Пако убежал в четыре часа дня, когда войска Франко были уже в городе. Мы с Маргой, собственно говоря, тоже хотели бежать. Все знали, что мы были в «Красной помощи». Мне в лазарете дали чин лейтенанта. Словом, нам надо было исчезнуть. Но у матери было много серебра, украшений, хрусталя, все это она хотела взять с собой.
— Не брошу же я это все здесь, — сказала она.
— Пальто и одеяло, больше тебе ничего не нужно, — ответили мы.
Но она не хотела ни с чем расставаться. Разумеется, получилось много багажа, и для него не нашлось места на грузовике.
— Поезжайте, — сказала она, — я останусь.
— Об этом не может быть и речи.
В общем, мы остались.
После того как фашисты заняли город, она пожалела, что мы не убежали.
— Я для вас только обуза, — причитала она, — я вам жизнь порчу.
— С чего ты взяла, что бы мы без тебя делали?
Но переубедить ее, что она для нас не бремя, было невозможно. К тому же она вбила себе в голову, что должна встретиться с нашим отцом.
— Скоро быть встрече на небесах, — говорила она. — На то воля Божья.
— Если на то действительно Его воля, — возражала я, — почему Он не убил вас вместе?
Она на это:
— Потому что Бог живет на том свете.
А я:
— Ах вот как, на том свете? А где именно, если позволишь спросить? Где Он живет, твой Бог, на вилле или в хижине?

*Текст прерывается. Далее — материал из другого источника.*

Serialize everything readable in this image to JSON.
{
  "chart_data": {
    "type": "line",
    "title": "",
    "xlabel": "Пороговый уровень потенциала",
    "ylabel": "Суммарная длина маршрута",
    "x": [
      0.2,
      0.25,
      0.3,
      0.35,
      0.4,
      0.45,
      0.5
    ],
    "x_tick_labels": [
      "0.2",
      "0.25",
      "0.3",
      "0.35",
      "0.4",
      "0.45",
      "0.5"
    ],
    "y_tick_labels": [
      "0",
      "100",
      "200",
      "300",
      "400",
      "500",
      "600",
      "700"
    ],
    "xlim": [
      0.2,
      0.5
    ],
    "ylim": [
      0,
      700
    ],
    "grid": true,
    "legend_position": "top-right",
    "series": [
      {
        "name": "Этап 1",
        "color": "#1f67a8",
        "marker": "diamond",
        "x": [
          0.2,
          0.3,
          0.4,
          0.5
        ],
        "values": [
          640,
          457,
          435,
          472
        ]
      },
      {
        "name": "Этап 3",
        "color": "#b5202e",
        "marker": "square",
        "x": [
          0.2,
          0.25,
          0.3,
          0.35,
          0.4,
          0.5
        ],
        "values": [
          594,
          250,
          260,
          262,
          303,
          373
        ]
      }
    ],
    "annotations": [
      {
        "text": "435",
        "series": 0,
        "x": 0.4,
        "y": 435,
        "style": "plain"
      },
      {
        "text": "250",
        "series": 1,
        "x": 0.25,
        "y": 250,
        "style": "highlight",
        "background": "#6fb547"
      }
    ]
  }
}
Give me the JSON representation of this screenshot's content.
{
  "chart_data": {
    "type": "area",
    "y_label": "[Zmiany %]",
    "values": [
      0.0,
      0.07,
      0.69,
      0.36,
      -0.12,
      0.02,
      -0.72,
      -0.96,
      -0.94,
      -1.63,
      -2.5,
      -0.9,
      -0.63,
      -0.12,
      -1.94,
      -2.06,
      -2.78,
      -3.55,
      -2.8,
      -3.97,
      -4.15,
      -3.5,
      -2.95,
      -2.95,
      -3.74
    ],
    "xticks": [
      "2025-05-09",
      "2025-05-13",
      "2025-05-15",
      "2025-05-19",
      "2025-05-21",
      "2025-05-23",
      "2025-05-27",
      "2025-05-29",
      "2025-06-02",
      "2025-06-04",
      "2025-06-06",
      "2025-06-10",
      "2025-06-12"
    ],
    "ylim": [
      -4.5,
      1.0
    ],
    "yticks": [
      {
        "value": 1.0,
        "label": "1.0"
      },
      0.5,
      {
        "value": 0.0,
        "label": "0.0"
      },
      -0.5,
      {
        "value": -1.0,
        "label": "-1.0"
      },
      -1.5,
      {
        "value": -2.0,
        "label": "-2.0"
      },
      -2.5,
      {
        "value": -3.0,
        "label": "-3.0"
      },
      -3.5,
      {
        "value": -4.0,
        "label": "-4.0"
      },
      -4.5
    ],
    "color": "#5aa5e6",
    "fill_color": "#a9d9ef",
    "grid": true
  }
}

— Ах, Марина, не говори так. Это богохульство.
Но я не могла иначе, я не воспринимала ее всерьез. Моя мать никогда не была коммунисткой. Она была социалисткой, причем довольно ограниченной. Концепцию свободной любви, к примеру, она никогда не могла понять. Все, что хотите, говорила она, но дети должны быть с матерью. В этом ее нельзя было переубедить. А теперь, видите ли, она была одержима мыслью покончить с собой. Чтобы я сразу попала на небо, твердила она, где меня ждет Франсиско. Для нее наш отец был одновременно и матерью, и отцом, и дядей, и сестрой, и дедом, она в нем души не чаяла. Без него она была ничем.
Я не спускала с нее глаз. Ночью я привязывала ее к кровати, после того как она дважды пыталась выброситься из окна. Потом ей удалось подговорить мою сестру: как-то ночью слышу шорохи, вскакиваю, зажигаю свет и вижу: обе уже стоят рядышком на балконе. Я хватаю их, тащу назад и с силой толкаю на кровать.
И в самом деле, сестра тоже хотела покончить с собой, потому что мать внушила ей: ты такая же, как я, Маргарита, беззащитная и одинокая, что тебе делать на этом свете. Сестра потом несколько раз пыталась убить себя. Несмотря на ее любовь к Руди, она не хотела жить дальше. В этом есть отчасти моя вина, из-за тех слов, что вырвались у меня от полного отчаяния, я тогда не имела в виду ничего плохого. Это случилось 1 мая 1939 года и потом портило мне каждый Первомай, а я каждый год хожу на демонстрацию, с тех пор как отец взял меня маленькую с собой в первый раз.
В тот день Первого мая мать уже лежала в постели, но еще не спала. Каждый вечер я сначала брала ее к себе, в свою кровать, пока она не успокаивалась, и лишь потом отводила в ее комнату и привязывала к кровати. Но тогда она лежала еще у меня. А мне срочно понадобилось в туалет. И я попросила сестру последить за ней. Не спускай с нее глаз, сказала я, не разрешай ей даже шевелиться. Но стоило мне только выйти из комнаты, как мать тут же начала льстить ей: Маргарита, ты лучше всех, ты не такая злая, как Марина, будь лапочкой, моя славная маленькая девочка, подойди, поцелуй меня, я хочу спать. Оставь меня одну. И моя дура сестра попалась на ее удочку. А это было, заметьте, всего через несколько часов после того, как мать пыталась прыгнуть с балкона.